Advanced building and HVAC system simulation techniques provide convenient and low-cost tools for predicting energy and environment performance of building and HVAC system in their design, commissioning, operation and management, and testing and evaluating the control strategies and algorithm in energy management and control systems. A new envelope heat conduction stimulation model which is also called 3R2C thermal network model, based on circuit principle, is used to stimulate and analyze the process of dynamic heat conduction of multiplayer envelope. Firstly, wall's transfer matrix is deduced by Laplace transformation based on 3R2C thermal network model. Secondly, frequency response of transfer matrix is calculated.
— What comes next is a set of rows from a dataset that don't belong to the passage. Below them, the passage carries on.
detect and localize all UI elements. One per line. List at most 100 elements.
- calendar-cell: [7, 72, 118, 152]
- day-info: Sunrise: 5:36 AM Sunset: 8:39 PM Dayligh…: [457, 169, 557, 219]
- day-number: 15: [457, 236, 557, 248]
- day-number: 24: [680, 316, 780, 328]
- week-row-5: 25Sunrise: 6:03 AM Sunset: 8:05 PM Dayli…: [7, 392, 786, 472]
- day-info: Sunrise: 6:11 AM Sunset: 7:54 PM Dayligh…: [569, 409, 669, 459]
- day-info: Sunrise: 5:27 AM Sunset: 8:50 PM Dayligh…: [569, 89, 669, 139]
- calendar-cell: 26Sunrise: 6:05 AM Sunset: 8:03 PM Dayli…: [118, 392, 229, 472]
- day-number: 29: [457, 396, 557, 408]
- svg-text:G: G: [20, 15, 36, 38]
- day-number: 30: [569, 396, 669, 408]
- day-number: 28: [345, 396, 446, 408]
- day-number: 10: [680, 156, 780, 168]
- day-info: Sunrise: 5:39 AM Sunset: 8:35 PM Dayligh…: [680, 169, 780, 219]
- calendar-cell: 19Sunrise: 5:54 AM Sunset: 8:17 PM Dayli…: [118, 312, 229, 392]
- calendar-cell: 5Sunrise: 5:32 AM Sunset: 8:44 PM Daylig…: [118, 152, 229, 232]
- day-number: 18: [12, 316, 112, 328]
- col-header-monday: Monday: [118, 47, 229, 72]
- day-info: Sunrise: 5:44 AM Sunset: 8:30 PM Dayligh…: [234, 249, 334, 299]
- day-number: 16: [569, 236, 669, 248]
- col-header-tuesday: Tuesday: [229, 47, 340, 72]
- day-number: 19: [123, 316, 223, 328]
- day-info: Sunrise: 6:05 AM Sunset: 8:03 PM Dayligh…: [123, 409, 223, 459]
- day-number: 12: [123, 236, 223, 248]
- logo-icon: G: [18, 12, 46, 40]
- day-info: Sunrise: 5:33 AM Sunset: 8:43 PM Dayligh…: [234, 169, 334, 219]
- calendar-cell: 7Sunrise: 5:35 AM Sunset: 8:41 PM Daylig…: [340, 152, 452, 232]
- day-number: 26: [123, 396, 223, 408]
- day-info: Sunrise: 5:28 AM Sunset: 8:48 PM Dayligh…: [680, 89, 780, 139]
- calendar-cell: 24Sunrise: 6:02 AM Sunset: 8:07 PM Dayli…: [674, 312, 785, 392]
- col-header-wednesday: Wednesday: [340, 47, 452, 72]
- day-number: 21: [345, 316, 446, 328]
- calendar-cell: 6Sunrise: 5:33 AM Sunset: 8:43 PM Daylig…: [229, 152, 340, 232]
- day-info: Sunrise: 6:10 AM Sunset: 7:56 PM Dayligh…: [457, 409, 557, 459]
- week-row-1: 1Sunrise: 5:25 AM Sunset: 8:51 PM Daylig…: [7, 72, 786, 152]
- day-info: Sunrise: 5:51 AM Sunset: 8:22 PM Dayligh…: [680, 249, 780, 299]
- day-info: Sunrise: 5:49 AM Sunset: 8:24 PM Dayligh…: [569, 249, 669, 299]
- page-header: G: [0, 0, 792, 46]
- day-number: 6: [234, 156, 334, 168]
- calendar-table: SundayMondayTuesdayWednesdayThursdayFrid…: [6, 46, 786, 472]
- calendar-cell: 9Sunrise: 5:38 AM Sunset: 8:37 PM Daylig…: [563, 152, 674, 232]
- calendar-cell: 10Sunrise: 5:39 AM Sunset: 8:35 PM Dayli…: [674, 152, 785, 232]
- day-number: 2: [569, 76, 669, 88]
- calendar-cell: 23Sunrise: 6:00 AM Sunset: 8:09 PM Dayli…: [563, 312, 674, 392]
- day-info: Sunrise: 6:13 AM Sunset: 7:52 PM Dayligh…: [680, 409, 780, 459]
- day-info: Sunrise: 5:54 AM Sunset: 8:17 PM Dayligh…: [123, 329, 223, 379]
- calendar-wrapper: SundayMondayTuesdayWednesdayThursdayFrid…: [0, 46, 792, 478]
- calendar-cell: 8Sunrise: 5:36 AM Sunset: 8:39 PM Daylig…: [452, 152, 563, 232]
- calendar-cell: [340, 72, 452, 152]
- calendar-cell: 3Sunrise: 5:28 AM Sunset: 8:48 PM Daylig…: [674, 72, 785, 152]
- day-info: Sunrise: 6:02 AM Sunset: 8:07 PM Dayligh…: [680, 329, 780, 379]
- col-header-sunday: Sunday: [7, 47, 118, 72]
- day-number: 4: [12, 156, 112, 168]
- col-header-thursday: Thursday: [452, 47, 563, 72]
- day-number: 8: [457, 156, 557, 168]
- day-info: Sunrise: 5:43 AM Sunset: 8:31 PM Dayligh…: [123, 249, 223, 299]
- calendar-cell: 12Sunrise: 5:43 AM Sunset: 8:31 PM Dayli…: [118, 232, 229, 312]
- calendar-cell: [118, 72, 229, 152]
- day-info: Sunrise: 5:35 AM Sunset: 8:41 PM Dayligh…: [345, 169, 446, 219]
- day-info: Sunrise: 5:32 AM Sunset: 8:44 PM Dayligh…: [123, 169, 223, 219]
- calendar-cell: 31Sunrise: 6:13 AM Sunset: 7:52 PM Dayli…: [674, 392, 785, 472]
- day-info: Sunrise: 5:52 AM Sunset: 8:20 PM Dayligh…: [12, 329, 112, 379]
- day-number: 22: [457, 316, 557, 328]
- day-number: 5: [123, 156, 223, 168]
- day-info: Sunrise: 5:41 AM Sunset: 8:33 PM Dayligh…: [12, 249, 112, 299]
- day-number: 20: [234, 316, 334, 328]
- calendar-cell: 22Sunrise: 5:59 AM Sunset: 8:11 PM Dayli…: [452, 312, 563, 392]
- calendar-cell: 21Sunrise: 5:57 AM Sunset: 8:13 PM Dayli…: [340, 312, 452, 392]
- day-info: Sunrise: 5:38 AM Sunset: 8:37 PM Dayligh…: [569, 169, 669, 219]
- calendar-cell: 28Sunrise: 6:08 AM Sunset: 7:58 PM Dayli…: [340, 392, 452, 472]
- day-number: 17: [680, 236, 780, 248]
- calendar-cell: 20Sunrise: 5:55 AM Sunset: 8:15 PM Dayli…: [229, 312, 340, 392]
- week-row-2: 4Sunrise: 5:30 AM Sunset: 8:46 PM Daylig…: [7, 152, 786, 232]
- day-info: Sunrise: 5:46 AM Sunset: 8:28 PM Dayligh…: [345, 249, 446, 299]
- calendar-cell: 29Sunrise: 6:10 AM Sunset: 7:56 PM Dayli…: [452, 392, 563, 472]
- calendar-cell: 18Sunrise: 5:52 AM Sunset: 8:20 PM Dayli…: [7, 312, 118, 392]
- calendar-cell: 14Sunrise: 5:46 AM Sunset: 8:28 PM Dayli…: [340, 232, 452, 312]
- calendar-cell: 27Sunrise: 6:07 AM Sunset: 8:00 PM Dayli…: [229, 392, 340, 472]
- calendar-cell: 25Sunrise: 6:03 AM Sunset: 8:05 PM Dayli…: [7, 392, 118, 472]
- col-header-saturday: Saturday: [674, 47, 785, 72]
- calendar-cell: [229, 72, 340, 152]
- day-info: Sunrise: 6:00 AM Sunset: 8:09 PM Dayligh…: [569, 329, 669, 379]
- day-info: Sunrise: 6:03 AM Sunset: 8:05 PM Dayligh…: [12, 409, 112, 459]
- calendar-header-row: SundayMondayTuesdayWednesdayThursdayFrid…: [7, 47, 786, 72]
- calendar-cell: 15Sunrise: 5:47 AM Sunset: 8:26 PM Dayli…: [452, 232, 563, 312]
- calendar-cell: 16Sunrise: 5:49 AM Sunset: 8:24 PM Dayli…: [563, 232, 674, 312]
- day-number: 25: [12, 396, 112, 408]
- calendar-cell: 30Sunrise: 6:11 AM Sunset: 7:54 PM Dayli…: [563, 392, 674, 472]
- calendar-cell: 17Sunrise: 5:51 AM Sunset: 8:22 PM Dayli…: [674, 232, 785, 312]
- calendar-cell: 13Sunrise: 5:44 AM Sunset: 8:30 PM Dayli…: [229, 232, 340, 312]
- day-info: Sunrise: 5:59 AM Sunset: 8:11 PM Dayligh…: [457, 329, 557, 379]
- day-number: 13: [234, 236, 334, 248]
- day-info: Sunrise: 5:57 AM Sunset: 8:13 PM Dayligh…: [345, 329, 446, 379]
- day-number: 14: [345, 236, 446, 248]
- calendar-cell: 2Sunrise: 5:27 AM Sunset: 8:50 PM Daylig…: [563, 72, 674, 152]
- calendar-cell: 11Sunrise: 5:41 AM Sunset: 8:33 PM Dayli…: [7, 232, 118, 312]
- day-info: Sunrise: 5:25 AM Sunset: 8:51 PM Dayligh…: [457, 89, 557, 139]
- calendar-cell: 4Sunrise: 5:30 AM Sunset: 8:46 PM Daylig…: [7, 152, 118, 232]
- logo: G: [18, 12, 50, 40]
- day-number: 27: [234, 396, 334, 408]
Thirdly, we make the frequency response of transfer matrix of stimulation model equate the theoretical frequency response of wall transient heat conduction by applying appropriate identification algorithm, from which we can obtain every polynomial's coefficient of model transfer function, then each parameter of resistance and capacitance is calculated by appropriate optimization algorithm. Finally, the envelope response factors,conduction transfer function coefficients and periodic response factors are obtained . Compared to other methods, optimized 3R2C thermal network model method is very simple and efficient, and has high accuracy and fast computation speed.The heat loss from a building foundation to the ground may, in a cold climate, account for up to one third of the transmission heat losses. The increased demand during the last two decades for more precise methods to calculate heating and cooling loads has led to many studies of the transient heat flow to(and from) the ground. This study deals with transient heat transfer of ground-coupled envelope for the slab on the ground case. The theoretical s-transfer function of ground-coupled envelope is deduced by Laplace transformation. A simple polynomial s-transfer function is estimated from the theoretical frequency response of the ground-coupled envelope by frequency domain regression method, then we can calculate transient heat conduction through the ground-coupled envelope. It provides a novel idea to calculate the transient heat transfer from ground-coupled envelope more simply and efficiently.